Por mucho que se empeñaran los titulares de la prensa, quienes analizamos la profundidad del deporte éramos conscientes de que la llegada de Zidane no iba a variar el rumbo del equipo a corto plazo. Es un hecho cierto que la mayoría de los jugadores están más cómodos con él y son más receptivos que con Benítez -lo que no quiere decir que le hiciesen la cama ni que no se comportaran de forma profesional- pero también que el equipo, a pesar de estar más a gusto, sigue obteniendo unos resultados muy parecidos.
La razón radica en que el factor anímico es solo uno de los muchos componentes que determinan el rendimiento. Todas las novedades son estimulantes para quienes las reciben, pues modifican el nivel de activación que pone en marcha la energía necesaria para afrontar las tareas. Sin embargo, el efecto de un cambio de entrenador en cualquier equipo, y lo hemos visto cientos de veces, no modifica en muchas ocasiones la trayectoria de un conjunto con problemas de fondo. Y el Madrid los tiene.
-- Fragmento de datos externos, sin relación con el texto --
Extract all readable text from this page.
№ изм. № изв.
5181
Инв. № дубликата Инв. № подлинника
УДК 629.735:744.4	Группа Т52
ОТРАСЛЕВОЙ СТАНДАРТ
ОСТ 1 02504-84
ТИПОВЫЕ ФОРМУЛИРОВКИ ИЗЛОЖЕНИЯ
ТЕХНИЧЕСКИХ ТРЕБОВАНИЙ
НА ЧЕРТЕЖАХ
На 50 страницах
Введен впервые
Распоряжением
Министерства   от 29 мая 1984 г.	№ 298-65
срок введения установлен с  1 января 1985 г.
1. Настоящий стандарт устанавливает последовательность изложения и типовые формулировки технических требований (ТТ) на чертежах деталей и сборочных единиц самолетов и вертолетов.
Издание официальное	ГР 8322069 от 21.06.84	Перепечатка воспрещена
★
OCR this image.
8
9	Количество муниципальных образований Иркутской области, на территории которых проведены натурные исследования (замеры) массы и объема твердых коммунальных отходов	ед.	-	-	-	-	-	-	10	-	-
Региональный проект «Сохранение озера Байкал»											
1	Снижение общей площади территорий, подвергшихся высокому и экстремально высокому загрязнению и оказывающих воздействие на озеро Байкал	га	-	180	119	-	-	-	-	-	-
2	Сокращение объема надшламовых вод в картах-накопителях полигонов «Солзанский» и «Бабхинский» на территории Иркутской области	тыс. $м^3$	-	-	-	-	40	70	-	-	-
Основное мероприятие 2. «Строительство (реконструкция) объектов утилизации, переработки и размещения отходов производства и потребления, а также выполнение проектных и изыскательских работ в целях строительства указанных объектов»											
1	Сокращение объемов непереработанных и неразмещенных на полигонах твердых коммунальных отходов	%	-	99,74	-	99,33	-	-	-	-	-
La memoria flaquea y la historia se olvida, aunque se repita de forma machacona. Cuando Zidane fichó en 2001, el Madrid, un equipo con talento pero ya con tendencia a la irregularidad, se descompensó. El fichaje del brasileño Ronaldo terminó por configurar el Madrid de los Galácticos, un grupo tan llamativo como frágil, condenado de antemano a un trágico final. Aunque bien mirado, los problemas venían de mucho antes.
Hay un dato demoledor para los madridistas que explica la carencia de una estructura sólida y duradera. Desde 1990 hasta hoy el Madrid ha ganado sólo siete ligas mientras que el Barcelona encara ya su decimocuarto título. El doble. Cuando Johan Cruyff se hizo cargo de la gestión deportiva los papeles se invirtieron, aunque el Madrid ya había roto sus principios desde la llegada de Ramón Mendoza y solo la inercia del club y la irrupción de la Quinta del Buitre le ayudó a mantener la hegemonía durante los años 80.
Desde entonces, el Madrid ha ido caminando a golpe de repentes, sin un patrón que lo defina, un estilo al que aferrarse ni una cantera que lo sostenga. Mientras, su eterno rival, va sorteando los tiempos con nuevas variantes del camino que marcó el holandés. Hasta el entorno, ese demonio así bautizado por Cruyff, que revoloteaba sin cesar como buitres en espera del menor fallo, parece haber cambiado de bando.
En esta tesitura, el Madrid lleva aferrado a la tabla de salvación de la Liga de Campeones demasiados años como para pensar que lo que ocurre es fruto de la mala suerte y que la solución está en remedios puntuales. Y aunque las gane, los cambios han de ser más profundos. En el deporte y en la vida, la solución de los problemas estructurales requieren su tiempo y no se arreglan de un plumazo.
Sin embargo, el Madrid vive instalado en un vértigo permanente del que ya no creo que merezca la pena saber quién lo originó y que lleva camino de convertirse en un agujero negro que engulle todo lo que se aproxima a su campo gravitatorio. Hace ya tiempo que las directivas, los medios y los aficionados alimentan la dimensión de la crisis obnubilados por el imposible del éxito inmediato y la excelencia perpetua. El resultado de esta actitud es la historia que estamos viviendo: el fracaso garantizado.